El chofer de Einstein
Se cuenta que en los años 20 cuando Albert Einstein empezaba a ser conocido por su teoría de la relatividad, era con frecuencia solicitado por las universidades para dar conferencias. Dado que no le gustaba conducir y sin embargo el coche le resultaba muy cómodo para sus desplazamientos, contrató los servicios de un chofer.

Después de varios días de viaje, Einstein le comentó al chofer lo aburrido que era repetir lo mismo una y otra vez.

"Si quiere", le dijo el chofer, "le puedo sustituir por una noche. He oído su conferencia tantas veces que la puedo recitar palabra por palabra."

Einstein le tomó la palabra y antes de llegar al siguiente lugar, intercambiaron sus ropas y Einstein se puso al volante. Llegaron a la sala donde se iba a celebran la conferencia y como ninguno de los académicos presentes conocía a Einstein, no se descubrió el engaño.

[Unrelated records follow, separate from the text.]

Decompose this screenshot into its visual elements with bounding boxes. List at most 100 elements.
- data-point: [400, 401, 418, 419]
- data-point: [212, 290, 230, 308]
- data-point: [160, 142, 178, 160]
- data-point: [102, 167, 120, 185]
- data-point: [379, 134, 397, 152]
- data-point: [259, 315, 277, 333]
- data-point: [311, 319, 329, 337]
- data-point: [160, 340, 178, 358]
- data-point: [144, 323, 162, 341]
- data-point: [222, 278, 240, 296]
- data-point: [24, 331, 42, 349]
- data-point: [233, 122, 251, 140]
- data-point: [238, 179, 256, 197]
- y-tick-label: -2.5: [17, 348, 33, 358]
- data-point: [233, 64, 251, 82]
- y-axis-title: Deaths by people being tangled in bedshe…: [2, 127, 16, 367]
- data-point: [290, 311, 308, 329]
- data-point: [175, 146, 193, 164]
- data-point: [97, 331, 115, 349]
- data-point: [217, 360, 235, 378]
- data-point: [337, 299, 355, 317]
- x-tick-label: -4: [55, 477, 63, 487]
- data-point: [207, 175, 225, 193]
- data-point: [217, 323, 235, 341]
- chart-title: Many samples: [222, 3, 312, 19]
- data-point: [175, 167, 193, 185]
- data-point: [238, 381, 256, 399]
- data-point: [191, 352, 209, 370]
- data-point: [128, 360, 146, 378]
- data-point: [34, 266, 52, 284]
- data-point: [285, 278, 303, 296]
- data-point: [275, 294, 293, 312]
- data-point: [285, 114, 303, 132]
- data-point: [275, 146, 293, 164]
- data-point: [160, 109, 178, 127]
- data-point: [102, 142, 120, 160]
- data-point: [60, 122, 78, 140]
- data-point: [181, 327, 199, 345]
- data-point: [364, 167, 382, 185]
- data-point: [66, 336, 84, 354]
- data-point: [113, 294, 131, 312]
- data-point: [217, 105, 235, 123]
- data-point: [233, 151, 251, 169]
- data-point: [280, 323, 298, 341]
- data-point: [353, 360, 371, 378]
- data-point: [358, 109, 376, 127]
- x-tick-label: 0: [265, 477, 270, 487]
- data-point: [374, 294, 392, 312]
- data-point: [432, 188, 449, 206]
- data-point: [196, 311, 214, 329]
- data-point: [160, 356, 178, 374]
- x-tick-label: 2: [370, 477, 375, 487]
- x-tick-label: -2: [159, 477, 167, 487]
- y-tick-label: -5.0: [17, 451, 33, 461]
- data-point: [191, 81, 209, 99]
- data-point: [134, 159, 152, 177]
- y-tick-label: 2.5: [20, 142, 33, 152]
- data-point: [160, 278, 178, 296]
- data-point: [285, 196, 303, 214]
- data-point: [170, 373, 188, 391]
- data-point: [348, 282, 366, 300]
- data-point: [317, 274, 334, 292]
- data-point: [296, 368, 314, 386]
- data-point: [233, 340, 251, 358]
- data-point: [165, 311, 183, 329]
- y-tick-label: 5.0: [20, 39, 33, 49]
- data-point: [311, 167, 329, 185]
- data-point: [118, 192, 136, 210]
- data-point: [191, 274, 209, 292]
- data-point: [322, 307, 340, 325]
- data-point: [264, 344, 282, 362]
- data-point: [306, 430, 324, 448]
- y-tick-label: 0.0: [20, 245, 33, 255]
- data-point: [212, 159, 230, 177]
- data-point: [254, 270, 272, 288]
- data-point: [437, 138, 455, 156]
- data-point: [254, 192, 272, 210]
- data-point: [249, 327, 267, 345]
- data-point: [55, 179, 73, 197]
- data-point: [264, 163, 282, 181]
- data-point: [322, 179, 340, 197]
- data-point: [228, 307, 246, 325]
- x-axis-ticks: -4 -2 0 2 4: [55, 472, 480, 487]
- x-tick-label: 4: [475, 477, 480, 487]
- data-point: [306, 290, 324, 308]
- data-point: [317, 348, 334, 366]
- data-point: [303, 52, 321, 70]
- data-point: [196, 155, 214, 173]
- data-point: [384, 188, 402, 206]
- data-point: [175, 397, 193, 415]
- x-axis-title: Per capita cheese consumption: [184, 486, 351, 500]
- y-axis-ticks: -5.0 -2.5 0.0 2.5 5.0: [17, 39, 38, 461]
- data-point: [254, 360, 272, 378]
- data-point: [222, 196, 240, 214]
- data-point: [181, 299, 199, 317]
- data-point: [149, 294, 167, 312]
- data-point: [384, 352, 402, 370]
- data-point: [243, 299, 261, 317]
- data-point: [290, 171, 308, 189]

El chofer expuso la conferencia que había oído a repetir tantas veces a Einstein. Al final, un profesor en la audiencia le hizo una pregunta. El chofer no tenía ni idea de cual podía ser la respuesta, sin embargo tuvo un golpe de inspiración y le contesto:
"La pregunta que me hace es tan sencilla que dejaré que mi chofer, que se encuentra al final de la sala, se la responda".

Aunque la historia precedente es probablemente falsa, no por eso deja de ser divertida.